Pasaron seis días desde la última vez que
me animé a escribir algo en este diario, seis días desde mi cumpleaños. Ahora
me siento lista para escribirlo. Aunque mi padre me remarcó la importancia de
que esto debía ser conservando en secreto, siento la necesidad de transformar
en palabras todo lo que vi esa noche. Quizás así, hasta lo comprenda mejor.
Después de todo, este es mi diario íntimo. ¿Quién más podría leerlo?
Terminada la fiesta, mi padre dijo que
iríamos por mi regalo. Así que nos subimos al auto y condujo hasta el otro lado
de la ciudad. Guardó silencio durante todo el viaje y a mí no se me ocurría
nada para decir. Estaba muy ocupada debatiendo qué sentir: si miedo o calma. Y
es que mi cuerpo y mi mente decían que debía correr, que no quería quedarme
ahí. Pero algo… no sé, algo me decía que todo estaba bien y que debía quedarme.

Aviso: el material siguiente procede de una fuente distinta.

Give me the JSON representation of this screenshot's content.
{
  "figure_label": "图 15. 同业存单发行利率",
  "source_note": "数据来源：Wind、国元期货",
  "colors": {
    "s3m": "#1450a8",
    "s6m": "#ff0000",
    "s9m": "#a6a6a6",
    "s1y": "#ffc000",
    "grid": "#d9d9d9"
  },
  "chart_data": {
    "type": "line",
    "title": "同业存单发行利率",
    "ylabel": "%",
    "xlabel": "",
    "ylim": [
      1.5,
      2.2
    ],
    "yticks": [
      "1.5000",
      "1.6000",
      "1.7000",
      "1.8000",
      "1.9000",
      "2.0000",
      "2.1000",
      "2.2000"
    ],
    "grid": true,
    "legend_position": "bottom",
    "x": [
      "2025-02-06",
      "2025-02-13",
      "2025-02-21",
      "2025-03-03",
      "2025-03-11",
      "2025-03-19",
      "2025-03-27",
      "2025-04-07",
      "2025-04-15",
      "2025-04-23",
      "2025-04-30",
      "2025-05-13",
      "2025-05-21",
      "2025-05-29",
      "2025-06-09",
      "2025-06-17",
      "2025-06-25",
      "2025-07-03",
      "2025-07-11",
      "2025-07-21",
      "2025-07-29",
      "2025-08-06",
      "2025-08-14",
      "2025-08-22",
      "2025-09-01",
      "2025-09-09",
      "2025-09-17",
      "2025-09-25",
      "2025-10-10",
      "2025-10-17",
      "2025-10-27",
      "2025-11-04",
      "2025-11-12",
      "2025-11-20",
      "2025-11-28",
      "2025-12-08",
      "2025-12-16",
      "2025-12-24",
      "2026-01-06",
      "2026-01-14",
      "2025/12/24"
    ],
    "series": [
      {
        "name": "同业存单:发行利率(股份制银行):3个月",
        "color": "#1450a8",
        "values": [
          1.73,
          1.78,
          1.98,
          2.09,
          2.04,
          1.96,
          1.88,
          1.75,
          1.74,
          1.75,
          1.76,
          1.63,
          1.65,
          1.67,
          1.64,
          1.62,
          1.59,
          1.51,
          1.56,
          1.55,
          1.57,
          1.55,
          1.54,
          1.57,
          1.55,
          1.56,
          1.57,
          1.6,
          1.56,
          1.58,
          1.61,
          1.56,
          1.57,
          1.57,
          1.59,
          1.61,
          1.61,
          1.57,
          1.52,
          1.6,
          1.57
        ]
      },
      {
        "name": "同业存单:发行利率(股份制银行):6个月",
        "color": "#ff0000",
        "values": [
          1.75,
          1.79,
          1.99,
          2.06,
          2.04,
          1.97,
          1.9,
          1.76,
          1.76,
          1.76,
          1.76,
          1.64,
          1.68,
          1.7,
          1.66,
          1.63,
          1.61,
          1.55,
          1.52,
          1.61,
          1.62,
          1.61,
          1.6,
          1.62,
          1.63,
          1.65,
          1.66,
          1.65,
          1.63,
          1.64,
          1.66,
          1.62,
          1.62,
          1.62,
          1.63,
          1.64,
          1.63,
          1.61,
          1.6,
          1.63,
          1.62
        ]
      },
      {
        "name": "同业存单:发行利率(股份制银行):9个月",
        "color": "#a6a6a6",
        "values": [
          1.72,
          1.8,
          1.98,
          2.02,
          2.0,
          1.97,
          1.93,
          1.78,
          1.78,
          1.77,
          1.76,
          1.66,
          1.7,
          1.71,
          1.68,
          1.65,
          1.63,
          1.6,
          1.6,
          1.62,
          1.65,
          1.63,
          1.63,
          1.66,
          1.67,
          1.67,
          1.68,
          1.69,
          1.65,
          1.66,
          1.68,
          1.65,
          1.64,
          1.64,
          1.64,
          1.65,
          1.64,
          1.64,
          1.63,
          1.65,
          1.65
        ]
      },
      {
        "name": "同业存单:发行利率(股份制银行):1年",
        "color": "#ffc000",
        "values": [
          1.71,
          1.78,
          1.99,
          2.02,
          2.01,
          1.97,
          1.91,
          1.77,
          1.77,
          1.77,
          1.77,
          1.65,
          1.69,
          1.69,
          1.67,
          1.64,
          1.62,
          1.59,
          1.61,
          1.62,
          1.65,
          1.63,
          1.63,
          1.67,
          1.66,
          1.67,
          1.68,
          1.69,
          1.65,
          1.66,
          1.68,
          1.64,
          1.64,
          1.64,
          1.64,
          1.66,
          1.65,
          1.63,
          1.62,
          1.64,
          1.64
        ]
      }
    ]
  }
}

Nos detuvimos frente a una fábrica
abandonada y caminamos hasta su interior. Dentro había un grupo no muy numeroso
de personas. Allí reconocí al tío Félix y a Laura Chaves, una vieja amiga de mi
padre; al resto, jamás los había visto. El tío Félix se acercó a mi padre, le
entregó un recipiente con un líquido humeante, me miró y me sonrió; el estupor
no me permitió devolverle la sonrisa. Mi padre dijo que podía explicarme todo,
pero que prefería que lo viera con mis propios ojos. Que si quería conocer la
verdad, debía respirar del vaho que emanaba de ese líquido, que tenía
sumergidas unas cuantas hojas vegetales.
Y a pesar de que todo me decía que no lo
hiciera… Respiré…
Siglos y siglos de historia pasaron frente
a mis ojos. Lo vi, lo vi todo. Sentí la angustia, el miedo, el horror, el
sufrimiento, el odio… Sentí la fuerza para redimir todo eso.
Caí desvanecida una vez que la alucinación
finalizó (¿o debería decir visión?). Mi padre me tomó entre sus brazos, me miró
fijamente a los ojos. Y me dijo cuatro palabras, sólo cuatro palabras que
resuenan día y noche en mi cabeza. “Ese es tu legado”.